Pennsylvania Skill Games Caused Store Clerk Murder, Victim Family Claims

Posted on: November 17, 2022, 06:58h. 

Last updated on: November 18, 2022, 03:17h.

On the night of December 12, 2020, in Hazelton Pennsylvania, a known local drug dealer, Jafet Rodriguez, entered Craig’s Food Mart, according to Luzerne County prosecutors.

Jafet Rodriguez
Jafet Rodriguez, left, was captured on security video just before he allegedly shot Ashokkumar Patel in cold blood. He escaped in a dark Jeep Grand Cherokee, right. (Image: Luzerne County DA)

Dressed in a red sweatshirt, black gloves, and a black face mask with white skull teeth, Rodriguez shoved the clerk, Ashokkumar Patel, 50, into a closet and allegedly shot him in cold blood.

He proceeded to rob the store of more than $14,000, prosecutors claim, before fleeing into the night. Patel, a father of three, had been in the job for just one week. He managed to crawl to the phone to call 911 but died before he was connected.

Now, Patel’s family are suing the store’s owners and the company that supplied them with controversial skill-gaming machines, Georgia-based Pace-O-Matic.

They claim the presence of these “illegal” machines turned Craig’s Food Mart, a gas station convenience store, into an “unsafe mini casino.” Albeit one that operated without the security measures that are expected of legal gaming operations.

‘Killing Machines’

Rodriguez, who was arrested in January 2021, was a regular player of the store’s gaming machines, according to the lawsuit. That’s how he knew there would be a large amount of cash on the premises, kept for instant cash payouts, and virtually no security, the lawsuit states.
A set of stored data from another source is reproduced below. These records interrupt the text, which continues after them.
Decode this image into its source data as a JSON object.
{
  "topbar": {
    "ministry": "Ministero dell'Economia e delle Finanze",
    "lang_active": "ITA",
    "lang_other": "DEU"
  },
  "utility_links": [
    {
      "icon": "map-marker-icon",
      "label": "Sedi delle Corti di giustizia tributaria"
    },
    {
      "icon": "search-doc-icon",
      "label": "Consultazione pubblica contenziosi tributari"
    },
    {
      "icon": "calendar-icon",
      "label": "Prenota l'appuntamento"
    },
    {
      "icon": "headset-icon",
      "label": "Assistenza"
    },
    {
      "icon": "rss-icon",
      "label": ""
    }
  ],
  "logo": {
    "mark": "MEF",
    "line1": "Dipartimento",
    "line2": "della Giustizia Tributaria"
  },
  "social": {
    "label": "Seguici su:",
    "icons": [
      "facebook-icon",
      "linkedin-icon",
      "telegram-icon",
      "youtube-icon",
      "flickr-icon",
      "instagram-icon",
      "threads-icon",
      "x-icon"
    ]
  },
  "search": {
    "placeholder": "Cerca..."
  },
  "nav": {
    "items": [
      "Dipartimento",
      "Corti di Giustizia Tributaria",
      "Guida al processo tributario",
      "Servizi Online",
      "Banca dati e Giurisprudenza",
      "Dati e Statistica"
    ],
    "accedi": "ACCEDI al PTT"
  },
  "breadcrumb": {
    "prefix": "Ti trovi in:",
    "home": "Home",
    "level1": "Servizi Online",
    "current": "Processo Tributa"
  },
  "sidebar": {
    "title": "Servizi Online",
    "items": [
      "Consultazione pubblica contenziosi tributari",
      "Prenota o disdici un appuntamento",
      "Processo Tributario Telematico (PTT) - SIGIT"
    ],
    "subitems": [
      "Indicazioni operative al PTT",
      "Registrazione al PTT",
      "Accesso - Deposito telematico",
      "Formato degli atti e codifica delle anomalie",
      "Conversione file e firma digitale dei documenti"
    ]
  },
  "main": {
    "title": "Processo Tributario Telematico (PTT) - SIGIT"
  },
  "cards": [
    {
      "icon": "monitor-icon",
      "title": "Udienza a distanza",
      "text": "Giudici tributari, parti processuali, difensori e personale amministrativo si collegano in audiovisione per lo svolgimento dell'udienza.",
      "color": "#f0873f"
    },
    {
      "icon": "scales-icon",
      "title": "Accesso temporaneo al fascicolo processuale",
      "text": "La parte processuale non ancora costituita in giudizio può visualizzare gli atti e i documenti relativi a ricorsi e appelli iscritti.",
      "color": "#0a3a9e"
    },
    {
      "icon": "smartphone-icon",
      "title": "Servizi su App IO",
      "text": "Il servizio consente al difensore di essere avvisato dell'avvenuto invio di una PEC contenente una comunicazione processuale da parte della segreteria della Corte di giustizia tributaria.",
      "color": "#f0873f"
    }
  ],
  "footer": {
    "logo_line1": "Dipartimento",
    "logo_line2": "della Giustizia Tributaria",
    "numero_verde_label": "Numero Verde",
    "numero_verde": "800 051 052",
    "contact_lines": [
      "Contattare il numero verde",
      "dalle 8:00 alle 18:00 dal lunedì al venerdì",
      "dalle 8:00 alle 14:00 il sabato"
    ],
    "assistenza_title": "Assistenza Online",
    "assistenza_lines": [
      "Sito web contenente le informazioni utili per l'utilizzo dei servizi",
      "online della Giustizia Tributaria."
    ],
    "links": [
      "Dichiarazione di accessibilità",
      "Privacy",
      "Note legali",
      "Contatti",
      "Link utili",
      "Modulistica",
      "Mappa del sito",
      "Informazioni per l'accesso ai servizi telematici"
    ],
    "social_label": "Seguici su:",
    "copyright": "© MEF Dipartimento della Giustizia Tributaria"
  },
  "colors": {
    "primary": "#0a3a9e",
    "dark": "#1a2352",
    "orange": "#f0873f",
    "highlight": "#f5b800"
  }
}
There was no onsite private security, or even a bullet-proof shield or enclosure separating the employee from customers. Patel was mopping the floor when Rodriguez arrived, and totally vulnerable, according to his attorneys.
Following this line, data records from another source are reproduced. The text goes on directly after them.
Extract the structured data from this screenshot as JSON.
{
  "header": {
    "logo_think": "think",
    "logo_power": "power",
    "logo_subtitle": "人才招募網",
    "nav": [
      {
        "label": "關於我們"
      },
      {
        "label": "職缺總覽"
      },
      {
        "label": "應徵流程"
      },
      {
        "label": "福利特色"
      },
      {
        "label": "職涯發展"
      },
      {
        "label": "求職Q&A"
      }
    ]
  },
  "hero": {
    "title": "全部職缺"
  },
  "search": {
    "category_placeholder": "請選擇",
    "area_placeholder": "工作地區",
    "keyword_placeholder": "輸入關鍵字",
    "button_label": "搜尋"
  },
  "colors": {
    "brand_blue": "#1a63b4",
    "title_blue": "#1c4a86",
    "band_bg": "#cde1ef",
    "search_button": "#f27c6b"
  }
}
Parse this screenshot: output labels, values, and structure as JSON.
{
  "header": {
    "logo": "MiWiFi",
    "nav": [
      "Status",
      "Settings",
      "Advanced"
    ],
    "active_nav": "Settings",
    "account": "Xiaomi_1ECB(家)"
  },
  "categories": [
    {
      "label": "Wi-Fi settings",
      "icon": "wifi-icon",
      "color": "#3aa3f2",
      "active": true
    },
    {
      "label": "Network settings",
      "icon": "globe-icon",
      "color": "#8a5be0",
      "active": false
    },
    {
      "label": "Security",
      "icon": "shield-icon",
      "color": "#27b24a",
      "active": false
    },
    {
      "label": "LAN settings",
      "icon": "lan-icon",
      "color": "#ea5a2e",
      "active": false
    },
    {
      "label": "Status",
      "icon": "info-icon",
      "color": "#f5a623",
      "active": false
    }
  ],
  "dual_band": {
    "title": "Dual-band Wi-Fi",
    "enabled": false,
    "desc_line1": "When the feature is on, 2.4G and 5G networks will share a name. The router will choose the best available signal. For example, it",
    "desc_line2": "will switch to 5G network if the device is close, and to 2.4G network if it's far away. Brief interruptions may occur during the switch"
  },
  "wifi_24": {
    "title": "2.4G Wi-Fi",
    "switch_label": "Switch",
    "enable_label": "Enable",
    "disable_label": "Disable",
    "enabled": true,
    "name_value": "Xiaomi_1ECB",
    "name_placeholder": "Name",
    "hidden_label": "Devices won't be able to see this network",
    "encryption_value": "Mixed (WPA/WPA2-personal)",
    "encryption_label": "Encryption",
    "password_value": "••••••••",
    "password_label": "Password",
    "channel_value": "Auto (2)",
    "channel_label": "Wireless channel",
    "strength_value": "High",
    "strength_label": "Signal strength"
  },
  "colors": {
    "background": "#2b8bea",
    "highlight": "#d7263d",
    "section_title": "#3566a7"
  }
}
“Without the safety procedures and regulations, such as those at a licensed, regulated, taxed casino, violent criminals have identified these locations as soft targets with large amounts of cash,” said the family’s attorney Larry Bendesky in a statement.

“These illegal gambling devices have a long and nefarious history in our Commonwealth’s criminal justice history as magnets for violent criminals looking for an easy score,” he added. “As a result, the combative, controversial industry that refers to these devices as ‘skill games,’ and their partners at gas stations and other small businesses unequipped to handle these operations, needs to be held accountable for what in this case was clearly a killing machine.”

The Patels’ lawsuit includes claims of gross negligence and strict product liability that resulted from Patel’s death. It seeks compensatory damages, punitive or exemplary damages, interest and costs.

Are Skill Games Illegal?

The lawsuit also argues Pace-O-Matic’s gaming machines are illegal, which is currently a moot point in Pennsylvania and the subject of ongoing litigation.

Pace-O-Matic and other suppliers argue their games can’t be defined as slots or illegal gambling games because the element of skill involved outweighs the element of luck. That’s because the machines employ skill-based features, such as bonus games that require players to memorize intricate patterns.

In 2019, Commonwealth Court Judge Patricia McCullough ruled Pace-O-Matic’s games fitted the definition of slots as described in Pennsylvania’s Gaming Act. But she also determined the company was not in violation of the Act because it was not applicable to unlicensed slot machines, just the licensed and regulated variety.

Somewhat unhelpfully, she declined to be drawn out on whether the machines constituted “illegal gambling devices.”